Maybe they can change the saying, “The elephant in the room” to “The whale on the beach.”
Art conservators discovered a hidden portion of a painting that when revealed changes the whole meaning of the picture. Hendrick van Anthonissen around 1641 painted “View of Scheveningen Sands” around 1641. More than 100 years later the painting was donated to the Fitzwilliam Museum.
The painting at that time showed people gathered in small groups on a beach in The Hague in the Netherlands. It seemed a typical seascape. The problem was it wasn’t the painting that van Anthonissen had created, at least not entirely.
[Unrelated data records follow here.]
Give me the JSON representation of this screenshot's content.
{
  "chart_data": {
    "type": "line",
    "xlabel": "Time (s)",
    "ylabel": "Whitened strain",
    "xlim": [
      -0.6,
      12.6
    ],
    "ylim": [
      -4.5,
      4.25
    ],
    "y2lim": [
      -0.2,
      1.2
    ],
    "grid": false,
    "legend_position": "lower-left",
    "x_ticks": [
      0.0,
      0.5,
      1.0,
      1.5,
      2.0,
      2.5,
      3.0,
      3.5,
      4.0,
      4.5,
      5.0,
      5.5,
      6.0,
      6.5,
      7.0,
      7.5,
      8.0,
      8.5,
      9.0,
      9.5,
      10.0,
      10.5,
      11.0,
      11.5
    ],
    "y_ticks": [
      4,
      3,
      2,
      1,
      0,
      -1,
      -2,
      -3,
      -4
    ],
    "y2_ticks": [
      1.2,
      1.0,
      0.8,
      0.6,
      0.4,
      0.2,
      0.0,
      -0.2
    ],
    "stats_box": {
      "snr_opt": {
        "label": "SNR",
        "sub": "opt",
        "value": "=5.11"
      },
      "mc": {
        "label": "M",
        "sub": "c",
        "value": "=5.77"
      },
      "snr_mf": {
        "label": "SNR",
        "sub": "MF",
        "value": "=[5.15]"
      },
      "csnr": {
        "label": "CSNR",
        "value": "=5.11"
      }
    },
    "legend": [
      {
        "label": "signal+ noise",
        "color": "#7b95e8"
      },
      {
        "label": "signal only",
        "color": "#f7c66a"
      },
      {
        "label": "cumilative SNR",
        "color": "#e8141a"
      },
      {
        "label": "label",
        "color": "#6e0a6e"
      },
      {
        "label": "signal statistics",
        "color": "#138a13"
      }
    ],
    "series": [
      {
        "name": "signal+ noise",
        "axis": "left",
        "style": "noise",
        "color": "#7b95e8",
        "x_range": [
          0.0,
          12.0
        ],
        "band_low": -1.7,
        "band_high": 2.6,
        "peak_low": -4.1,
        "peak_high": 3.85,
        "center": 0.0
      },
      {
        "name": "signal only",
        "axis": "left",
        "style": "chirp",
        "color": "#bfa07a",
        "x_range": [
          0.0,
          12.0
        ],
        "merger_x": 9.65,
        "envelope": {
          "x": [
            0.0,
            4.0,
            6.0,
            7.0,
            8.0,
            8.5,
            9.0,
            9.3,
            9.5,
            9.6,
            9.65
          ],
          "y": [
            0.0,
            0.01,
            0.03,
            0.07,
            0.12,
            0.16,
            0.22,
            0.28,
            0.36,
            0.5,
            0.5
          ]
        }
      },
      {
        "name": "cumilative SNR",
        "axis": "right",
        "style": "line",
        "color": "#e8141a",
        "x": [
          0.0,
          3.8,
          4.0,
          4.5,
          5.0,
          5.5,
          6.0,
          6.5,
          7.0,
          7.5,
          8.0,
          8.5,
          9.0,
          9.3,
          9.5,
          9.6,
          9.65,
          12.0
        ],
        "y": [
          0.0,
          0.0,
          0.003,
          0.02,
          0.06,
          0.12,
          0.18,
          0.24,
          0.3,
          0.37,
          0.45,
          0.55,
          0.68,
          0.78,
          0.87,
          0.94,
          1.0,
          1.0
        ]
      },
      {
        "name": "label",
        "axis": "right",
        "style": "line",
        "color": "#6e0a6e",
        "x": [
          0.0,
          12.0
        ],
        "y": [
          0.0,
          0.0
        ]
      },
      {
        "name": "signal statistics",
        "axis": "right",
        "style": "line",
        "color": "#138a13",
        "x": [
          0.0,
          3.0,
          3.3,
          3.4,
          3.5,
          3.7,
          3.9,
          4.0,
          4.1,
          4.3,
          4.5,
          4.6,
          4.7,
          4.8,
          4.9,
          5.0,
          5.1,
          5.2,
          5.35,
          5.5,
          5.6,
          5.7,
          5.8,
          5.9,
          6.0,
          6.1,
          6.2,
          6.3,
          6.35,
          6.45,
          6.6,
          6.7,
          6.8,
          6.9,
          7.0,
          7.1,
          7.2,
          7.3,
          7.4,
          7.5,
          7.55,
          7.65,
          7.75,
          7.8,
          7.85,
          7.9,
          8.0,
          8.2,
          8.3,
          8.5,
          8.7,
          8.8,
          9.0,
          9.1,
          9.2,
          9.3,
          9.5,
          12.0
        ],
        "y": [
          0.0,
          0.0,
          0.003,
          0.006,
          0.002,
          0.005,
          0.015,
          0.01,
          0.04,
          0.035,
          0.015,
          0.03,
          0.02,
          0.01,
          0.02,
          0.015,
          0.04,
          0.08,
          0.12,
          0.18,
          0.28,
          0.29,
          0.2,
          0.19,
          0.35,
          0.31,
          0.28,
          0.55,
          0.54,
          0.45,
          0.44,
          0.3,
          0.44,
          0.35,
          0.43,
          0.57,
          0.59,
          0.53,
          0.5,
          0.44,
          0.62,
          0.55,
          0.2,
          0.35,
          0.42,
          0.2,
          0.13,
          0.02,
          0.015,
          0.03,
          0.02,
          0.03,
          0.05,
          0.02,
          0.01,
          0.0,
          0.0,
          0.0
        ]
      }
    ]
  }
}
Of course, no one knew that at the time.
It was only when Shan Kuang, a conservation student at the University of Cambridge’s Fitzwilliam Museum, started cleaning the painting recently that the truth was uncovered…literally.
“Kuang was tasked with removing a coat of varnish, which is typically found on oil paintings, but unfortunately yellows over time. When she began cleaning, a figure emerged on the horizon of the ocean next to a shape that looked like a sail. This was “extremely peculiar and unexpected,” Kuang said. But further cleaning with a scalpel and solvent revealed the floating figure was actually standing on top of a whale, and what at first appeared to be a sail was actually the whale’s fin,” Megan Gannon wrote for Live Science.
It was kind of like an 19th Century version of Photoshop.
No one knows when the whale was painted over, but it was most likely done because societal sensitivities of the day didn’t want to view a dying whale.
The painting can be seen in the Fitzwilliam Museum.